The UN labour agency, International Labour Organization (ILO), together with Amnesty International have on Thursday, April 7, 2022, called on World Cup host, Qatar to protect thousands of security guards who a report said were victims of “forced labour”.
According to a study by Amnesty International, guards posted at World Cup stadiums, Ministries and offices often had to work months, sometimes years, without a day off.
Amnesty noted that 34 current or former guards it interviewed “described routinely working 12 hours a day, seven days a week, often for months or even years on end without a day off”. One account of a Bangladeshi guard revealed that he did not get a day off for three years. It added that those who took a legal weekly day off had wages cut. Guards also lost money for taking a toilet break without getting cover, taking a day off sick or just wearing their uniform “improperly”. The men also complained that they worked outside Qatar’s notorious summer when temperatures hit 50 degrees Celsius (122 Fahrenheit). Guards from Uganda and Kenya said they worked more in the heat and received lower wages than other nationalities.
Stephen Cockburn, an Amnesty Researcher, intimated that “physically and emotionally exhausted, workers kept reporting for duty under threat of financial penalties, or worse, contract termination or deportation”.
Work or deportation
Following previous criticism, in 2017, Qatar introduced a minimum wage, cut working hours that can be worked in the heat and ended part of a system that forced migrant workers to seek employers’ permission to change jobs or even leave the country. But Amnesty International emphasized that there is still a “massive power imbalance” between employers and migrant workers in Qatar, where trade unions are banned.

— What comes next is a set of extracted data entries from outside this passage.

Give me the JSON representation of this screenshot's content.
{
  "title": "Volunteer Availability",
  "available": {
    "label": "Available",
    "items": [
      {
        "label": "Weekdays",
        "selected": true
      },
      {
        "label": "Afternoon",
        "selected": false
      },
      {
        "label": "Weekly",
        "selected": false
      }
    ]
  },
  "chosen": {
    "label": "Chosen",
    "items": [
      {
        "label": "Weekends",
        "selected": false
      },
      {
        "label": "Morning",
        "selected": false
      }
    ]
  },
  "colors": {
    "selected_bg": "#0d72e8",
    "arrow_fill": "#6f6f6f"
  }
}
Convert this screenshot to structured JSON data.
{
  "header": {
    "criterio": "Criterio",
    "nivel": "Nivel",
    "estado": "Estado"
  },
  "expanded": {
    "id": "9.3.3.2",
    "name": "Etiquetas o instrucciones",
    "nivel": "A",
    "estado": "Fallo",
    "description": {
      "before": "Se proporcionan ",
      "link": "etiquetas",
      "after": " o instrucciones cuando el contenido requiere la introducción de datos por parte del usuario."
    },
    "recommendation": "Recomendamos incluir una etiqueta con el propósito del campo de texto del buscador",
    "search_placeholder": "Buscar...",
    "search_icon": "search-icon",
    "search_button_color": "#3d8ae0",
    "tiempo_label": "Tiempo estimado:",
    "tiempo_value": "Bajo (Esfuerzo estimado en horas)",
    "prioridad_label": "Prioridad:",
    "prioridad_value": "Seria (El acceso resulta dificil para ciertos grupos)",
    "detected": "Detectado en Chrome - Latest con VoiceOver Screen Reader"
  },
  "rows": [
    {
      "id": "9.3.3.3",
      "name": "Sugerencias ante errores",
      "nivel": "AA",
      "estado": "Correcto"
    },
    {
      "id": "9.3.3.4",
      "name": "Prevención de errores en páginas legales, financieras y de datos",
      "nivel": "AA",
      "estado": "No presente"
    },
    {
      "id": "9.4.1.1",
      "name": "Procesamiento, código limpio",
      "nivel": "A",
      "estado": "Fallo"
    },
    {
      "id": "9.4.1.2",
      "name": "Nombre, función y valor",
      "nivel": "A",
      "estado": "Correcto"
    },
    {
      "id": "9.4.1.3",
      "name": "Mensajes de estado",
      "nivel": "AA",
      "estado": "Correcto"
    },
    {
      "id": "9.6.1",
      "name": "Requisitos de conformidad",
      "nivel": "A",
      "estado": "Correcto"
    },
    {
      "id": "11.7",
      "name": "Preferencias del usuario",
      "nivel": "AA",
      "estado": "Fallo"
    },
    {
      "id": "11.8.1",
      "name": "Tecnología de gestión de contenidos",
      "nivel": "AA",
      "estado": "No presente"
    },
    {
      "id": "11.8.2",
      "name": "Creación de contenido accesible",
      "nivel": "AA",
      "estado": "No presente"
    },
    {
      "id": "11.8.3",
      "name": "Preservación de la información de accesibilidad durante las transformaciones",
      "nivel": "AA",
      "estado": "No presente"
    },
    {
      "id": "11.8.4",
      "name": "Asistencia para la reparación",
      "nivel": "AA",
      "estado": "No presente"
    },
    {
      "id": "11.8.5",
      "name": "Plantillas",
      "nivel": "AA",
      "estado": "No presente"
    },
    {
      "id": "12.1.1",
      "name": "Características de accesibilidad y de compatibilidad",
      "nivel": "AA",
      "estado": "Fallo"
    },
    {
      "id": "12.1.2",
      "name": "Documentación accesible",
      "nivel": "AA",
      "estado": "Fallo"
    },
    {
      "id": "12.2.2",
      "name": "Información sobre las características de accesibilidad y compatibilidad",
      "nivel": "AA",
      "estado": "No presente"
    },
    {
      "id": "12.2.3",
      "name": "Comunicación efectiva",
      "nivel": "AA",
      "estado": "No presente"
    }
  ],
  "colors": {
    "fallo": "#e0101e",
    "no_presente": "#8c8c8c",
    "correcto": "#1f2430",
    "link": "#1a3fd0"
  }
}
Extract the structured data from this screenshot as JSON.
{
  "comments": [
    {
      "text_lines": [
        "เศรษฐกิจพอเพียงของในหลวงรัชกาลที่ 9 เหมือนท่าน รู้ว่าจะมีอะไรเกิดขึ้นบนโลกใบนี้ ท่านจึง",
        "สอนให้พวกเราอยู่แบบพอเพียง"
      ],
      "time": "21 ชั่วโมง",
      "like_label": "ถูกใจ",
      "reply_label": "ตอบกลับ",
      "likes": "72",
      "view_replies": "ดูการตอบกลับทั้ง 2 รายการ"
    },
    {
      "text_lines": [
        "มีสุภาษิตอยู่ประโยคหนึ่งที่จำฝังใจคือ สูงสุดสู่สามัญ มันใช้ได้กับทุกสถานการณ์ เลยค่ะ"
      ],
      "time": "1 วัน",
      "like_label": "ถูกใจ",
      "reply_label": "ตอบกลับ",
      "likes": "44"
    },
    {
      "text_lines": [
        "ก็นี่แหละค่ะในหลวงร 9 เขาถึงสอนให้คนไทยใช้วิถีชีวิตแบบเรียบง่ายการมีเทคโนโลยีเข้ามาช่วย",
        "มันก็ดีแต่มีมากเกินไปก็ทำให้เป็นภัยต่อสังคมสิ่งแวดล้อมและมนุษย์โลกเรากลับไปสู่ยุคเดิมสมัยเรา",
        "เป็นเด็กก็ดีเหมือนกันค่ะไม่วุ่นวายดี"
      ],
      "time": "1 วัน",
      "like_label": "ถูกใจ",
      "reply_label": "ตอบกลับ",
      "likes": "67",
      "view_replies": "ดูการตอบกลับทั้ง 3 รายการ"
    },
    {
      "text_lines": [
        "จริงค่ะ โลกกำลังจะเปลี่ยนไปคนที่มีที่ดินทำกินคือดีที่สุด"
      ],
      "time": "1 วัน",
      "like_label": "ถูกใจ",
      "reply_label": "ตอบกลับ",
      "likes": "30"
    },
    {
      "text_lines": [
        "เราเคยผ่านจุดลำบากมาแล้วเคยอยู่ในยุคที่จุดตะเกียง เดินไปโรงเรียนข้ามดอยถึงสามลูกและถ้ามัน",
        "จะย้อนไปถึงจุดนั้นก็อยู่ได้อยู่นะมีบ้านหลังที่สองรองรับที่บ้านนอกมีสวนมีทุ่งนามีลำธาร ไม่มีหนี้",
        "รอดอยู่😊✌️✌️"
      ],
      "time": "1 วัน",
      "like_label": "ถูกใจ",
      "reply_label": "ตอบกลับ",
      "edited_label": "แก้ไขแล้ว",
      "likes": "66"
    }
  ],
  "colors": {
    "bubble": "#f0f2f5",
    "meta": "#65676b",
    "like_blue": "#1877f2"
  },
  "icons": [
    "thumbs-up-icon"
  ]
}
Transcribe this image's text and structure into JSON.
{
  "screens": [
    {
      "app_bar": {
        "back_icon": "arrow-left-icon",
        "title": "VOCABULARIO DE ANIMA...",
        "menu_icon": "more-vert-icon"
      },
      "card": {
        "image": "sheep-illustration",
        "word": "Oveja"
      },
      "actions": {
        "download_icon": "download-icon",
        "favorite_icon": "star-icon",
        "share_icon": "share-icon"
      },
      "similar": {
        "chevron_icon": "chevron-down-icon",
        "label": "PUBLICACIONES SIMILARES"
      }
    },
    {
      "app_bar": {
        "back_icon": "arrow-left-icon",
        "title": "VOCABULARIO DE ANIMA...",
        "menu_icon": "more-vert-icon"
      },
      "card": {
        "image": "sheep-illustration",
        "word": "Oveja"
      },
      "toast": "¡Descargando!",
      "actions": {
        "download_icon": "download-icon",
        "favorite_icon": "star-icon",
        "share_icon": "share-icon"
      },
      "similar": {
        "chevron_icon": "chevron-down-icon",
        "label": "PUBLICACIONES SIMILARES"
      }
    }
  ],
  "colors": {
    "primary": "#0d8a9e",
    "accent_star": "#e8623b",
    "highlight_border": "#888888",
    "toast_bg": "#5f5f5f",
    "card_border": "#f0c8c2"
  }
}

Head of the UN’s International Labour Organisation office in Doha, Max Tunon, said: “Qatar’s laws on working time for security guards are clear but are too often violated”. He also added that overtime must be “voluntary, limited and paid at a higher rate” in line with the law. In an indirect reference to the upcoming World Cup Organisers and other major Qatari Enterprises, Tunon said “Clients contracting security companies should do their due diligence and monitor the treatment of guards, including their working hours and living conditions”.
Progress by far made
Although Qatar insisted it cracked down on hundreds of “unscrupulous” companies, it acknowledged that abuses still take place. An army of migrant labourers from Africa and Asia work as poorly paid guards across the tiny emirate whose energy wealth fuelled a construction boom, with thousands more underway for the World Cup.
Qatar’s World Cup Supreme Committee for Delivery and Legacy confirmed that three security companies involved in last year’s Club World Cup and FIFA Arab Cup tournaments are “blacklisted” from future projects. The three were found to be in “completely unacceptable” breaches of its Workers Welfare Standards. The Committee averred in all, seven contractors were blacklisted from its projects and more than 220 were on a watchlist. Fifty companies were also blocked by the Labour Ministry from World Cup projects. The Committee however pointed out that there will always be “contractors attempting to beat the system, regardless of stringent regulations or monitoring”.
The Labour Ministry said cases of abuse are falling, but the report by Amnesty International ignored progress made in Qatar since it was awarded the World Cup in 2010.
“The reality is that no other country has come so far so quickly, but for some the pace of change will never be fast enough.”